Filippine: l’evangelizzazione come arma contro la guerriglia
“Grazie alla fede potrebbero comprendere che la pace è migliore della lotta armata”:
la pensa così padre Salvador Nocomora, missionario attivo nella diocesi di Manila,
nelle Filippine, intervistato da Asianews sulla questione dell’evangelizzazione dei
ribelli comunisti del New People’s Army, il braccio armato del Partito comunista filippino.

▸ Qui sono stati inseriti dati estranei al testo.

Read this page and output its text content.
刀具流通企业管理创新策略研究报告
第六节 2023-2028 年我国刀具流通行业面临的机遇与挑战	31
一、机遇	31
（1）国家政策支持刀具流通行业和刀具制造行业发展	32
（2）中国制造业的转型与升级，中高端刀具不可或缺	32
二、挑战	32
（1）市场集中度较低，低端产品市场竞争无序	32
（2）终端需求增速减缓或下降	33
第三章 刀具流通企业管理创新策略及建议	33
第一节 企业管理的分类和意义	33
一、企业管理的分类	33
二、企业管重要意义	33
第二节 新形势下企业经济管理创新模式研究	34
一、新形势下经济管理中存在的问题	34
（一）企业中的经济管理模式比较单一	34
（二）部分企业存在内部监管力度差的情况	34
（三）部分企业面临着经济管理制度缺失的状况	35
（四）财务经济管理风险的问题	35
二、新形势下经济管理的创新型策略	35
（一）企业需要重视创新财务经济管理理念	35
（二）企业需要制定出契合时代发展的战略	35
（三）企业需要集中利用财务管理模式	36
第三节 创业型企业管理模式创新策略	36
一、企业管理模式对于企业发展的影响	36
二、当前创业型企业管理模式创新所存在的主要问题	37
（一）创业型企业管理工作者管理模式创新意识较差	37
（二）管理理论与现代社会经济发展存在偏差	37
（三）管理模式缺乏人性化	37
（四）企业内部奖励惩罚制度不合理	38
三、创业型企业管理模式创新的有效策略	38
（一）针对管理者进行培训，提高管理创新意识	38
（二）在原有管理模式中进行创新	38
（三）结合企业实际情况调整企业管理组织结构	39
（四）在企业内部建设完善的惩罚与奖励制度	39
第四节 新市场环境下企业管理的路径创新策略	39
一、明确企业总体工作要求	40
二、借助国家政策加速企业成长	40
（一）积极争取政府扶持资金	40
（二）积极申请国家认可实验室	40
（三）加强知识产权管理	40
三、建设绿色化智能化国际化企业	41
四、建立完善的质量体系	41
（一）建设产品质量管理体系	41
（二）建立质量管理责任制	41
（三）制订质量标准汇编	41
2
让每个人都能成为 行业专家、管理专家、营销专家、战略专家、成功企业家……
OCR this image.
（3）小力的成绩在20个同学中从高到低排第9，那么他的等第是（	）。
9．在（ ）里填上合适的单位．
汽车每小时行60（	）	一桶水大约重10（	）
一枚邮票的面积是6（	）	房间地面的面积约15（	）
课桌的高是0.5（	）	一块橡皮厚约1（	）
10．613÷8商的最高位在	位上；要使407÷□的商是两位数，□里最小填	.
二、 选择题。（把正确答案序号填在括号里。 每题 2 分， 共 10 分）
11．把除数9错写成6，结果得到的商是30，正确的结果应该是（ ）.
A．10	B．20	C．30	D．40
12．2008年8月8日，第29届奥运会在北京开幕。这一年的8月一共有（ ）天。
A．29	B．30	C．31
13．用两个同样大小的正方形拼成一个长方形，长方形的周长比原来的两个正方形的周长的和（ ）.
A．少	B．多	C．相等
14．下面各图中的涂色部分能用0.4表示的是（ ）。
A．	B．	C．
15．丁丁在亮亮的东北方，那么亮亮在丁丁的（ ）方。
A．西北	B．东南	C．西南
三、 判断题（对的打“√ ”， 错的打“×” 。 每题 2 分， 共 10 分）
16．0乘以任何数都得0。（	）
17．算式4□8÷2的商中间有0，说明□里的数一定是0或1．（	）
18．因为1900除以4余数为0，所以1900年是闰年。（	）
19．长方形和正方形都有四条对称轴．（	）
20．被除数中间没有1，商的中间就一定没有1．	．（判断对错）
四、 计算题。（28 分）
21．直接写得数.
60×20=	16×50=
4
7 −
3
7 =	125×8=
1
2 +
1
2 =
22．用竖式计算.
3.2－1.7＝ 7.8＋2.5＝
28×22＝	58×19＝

“Molti di loro sono cristiani, entrati nelle file dei ribelli a causa di povertà e
disoccupazione - racconta il sacerdote – hanno bisogno di una nuova evangelizzazione
per essere reinseriti nella società”. Il religioso considera fallimentari i programmi
di sviluppo e integrazione proposti finora dal governo locale, iniziati con l’amnistia
del presidente Arroyo del 5 settembre 2007 e che nei prossimi mesi prevedono lo sviluppo
delle aree rurali attraverso la costruzione di scuole, strade e aziende agricole.
La guerriglia tra esercito regolare e ribelli comunisti nelle Filippine dura dal 1968
e ha causato migliaia di morti e la devastazione delle regioni centrali del Paese.
Oggi si calcola che i ribelli siano circa 4500, che controllano oltre 1300 villaggi
tra le province di Marinduque, Bohol, Romblon, Lyte e Misamis, nell’arcipelago di
Visayas, e pare che la maggior parte delle nuove reclute sia costituita da minorenni.